A vigilante leader in Tehran has rebranded himself as a conservative politician and has established his own party to run for the upcoming parliamentary elections.
As the 8-year-long Iran-Iraq war ended in the late 1980s, some of the veterans who returned home, realized that the country has changed while they were in the battlefronts. Their generals got financial concessions from the government, and the cities looked as if there had never been a war, with women defying the compulsory hijab and male and female students mingling at the campuses and elsewhere.
Furthermore, Ayatollah Ruhollah Khomeini’s death almost a year after the war made the situation look even worse for the veterans. Saddam Hussain, the Islamic Republic's arch enemy was now being referred to as Brother Saddam and an ally.
So, the former soldiers organized themselves as Ansar Hezbollah and started to attack the relatively moderate government of President Akbar Hashemi Rafsanjani. Having been indoctrinated during the war with Islamist propaganda, they beat women and university students in the streets of Tehran, Esfahan, Mashhad, and other major Iranian cities.

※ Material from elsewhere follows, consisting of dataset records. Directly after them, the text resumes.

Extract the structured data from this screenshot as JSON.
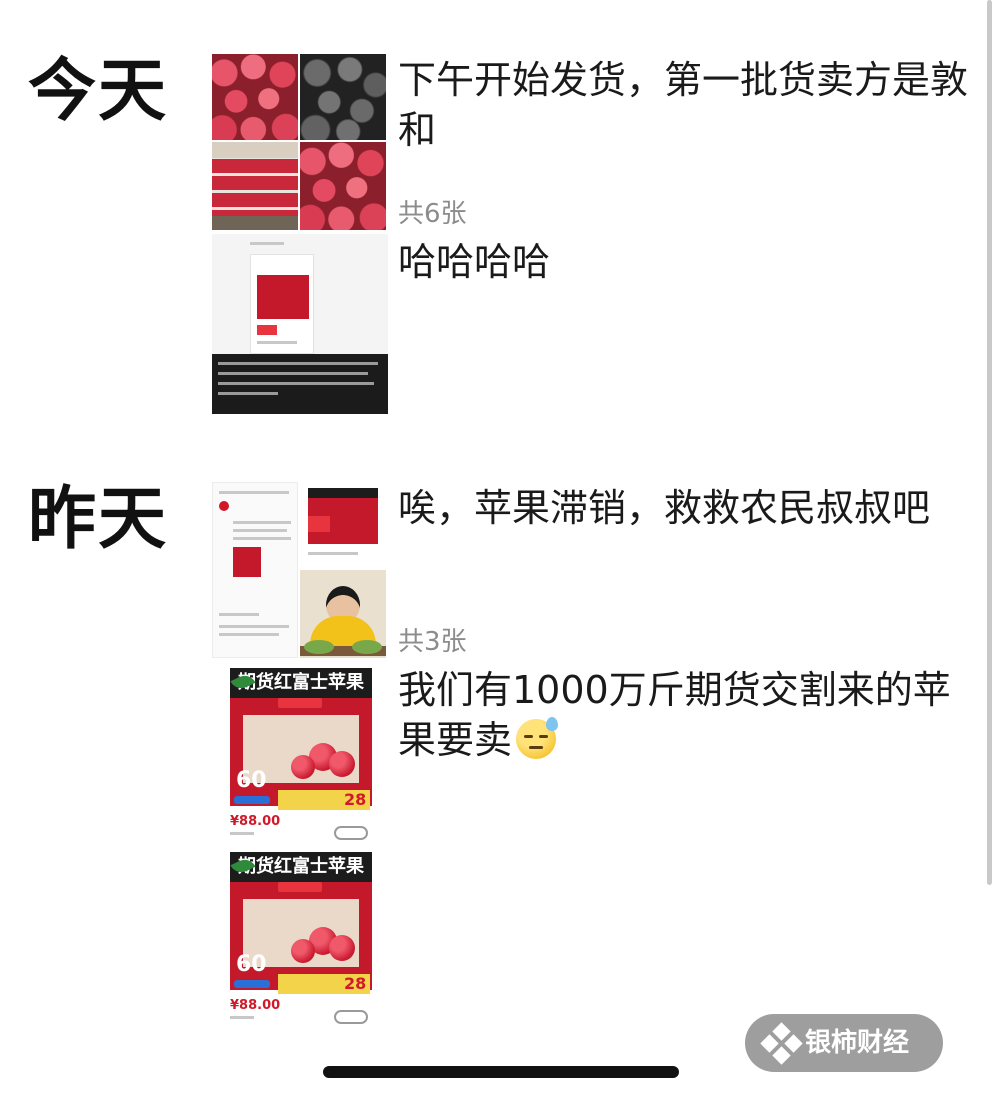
{
  "sections": [
    {
      "date_label": "今天",
      "posts": [
        {
          "text_lines": [
            "下午开始发货，第一批货卖方是敦",
            "和"
          ],
          "photo_count": "共6张"
        },
        {
          "text_lines": [
            "哈哈哈哈"
          ]
        }
      ]
    },
    {
      "date_label": "昨天",
      "posts": [
        {
          "text_lines": [
            "唉，苹果滞销，救救农民叔叔吧"
          ],
          "photo_count": "共3张"
        },
        {
          "text_lines": [
            "我们有1000万斤期货交割来的苹",
            "果要卖"
          ],
          "emoji": "sweat-smile-emoji"
        }
      ]
    }
  ],
  "promo_card": {
    "title": "期货红富士苹果",
    "price": "60",
    "price_tag": "¥88.00",
    "banner_number": "28"
  },
  "watermark": {
    "label": "银柿财经",
    "icon": "diamond-cluster-icon"
  },
  "colors": {
    "apple_red": "#c4182b",
    "muted_text": "#8c8c8c"
  }
}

When the new leader, Ali Khamenei came to power, he used the Ansar on a few occasions to suppress dissent in Tehran and Mashhad, but generally, he did not give them much of a space to be politically active. Hossein Allahkaram, the vigilante group's leader was not happy with the spoils of war he had won, which was the much-sought license for a travel agency that could make anyone rich almost overnight. He wanted to have a say in politics, but everyone looked at the vigilante group as a bunch of reckless thugs.
Allahkaram, cleared the streets and went to the university using the government entitlement given to former soldiers. After his graduation, according to Etemad newspaper, he was no longer a man to stand in the streets. Now he wanted to sit at the political bureau of a political party. That was how he officially established The Society of Combatants Defending the Islamic Revolution, aka known as Razma.
The party's platform is one of "eliminating poverty, offering political and cultural insight, explaining the merits of the revolution, preparing cadres for the country, and nominating revolutionary candidates for elections." This, he said, "Is an independent party."
Coming from the lower depths of the Iranian society, and the poor neighborhoods of southern Tehran, Allahkaram, now 67, still travels on a motorbike and lives near a cemetery in southern Tehran. His violent past is almost forgotten, and he can now invest in his credentials as someone from the poor neighborhoods. Until late 1990s, he organized rallies in the affluent northern part of Tehran against capitalism and "hijablessness" and heavy-handedly tackled any barrier to the rallies. The price he paid, was the ban on his group's publications, otherwise he and his group passed the test of time almost without any serious consequence.
The government turned a blind eye on his activities as hardliners benefitted from his street battles with "liberals". However, Allahkaram never assumed any responsibility for the violence his group employed in the streets. His political track record includes his support for government agents murdering Iranian intellectuals in the 1990s and his mild criticism of Iranian thugs who attacked the British embassy in 2011.
Allahkaram may not be in a good position to compete with Iranian hardliners who are now at the center of Iranian politics, and he may not win as many seats in the parliament as he hopes. Other hardliners have turned into dragons and monsters, while Allahkaram and his group fought in Iraq, Bosnia and on the streets.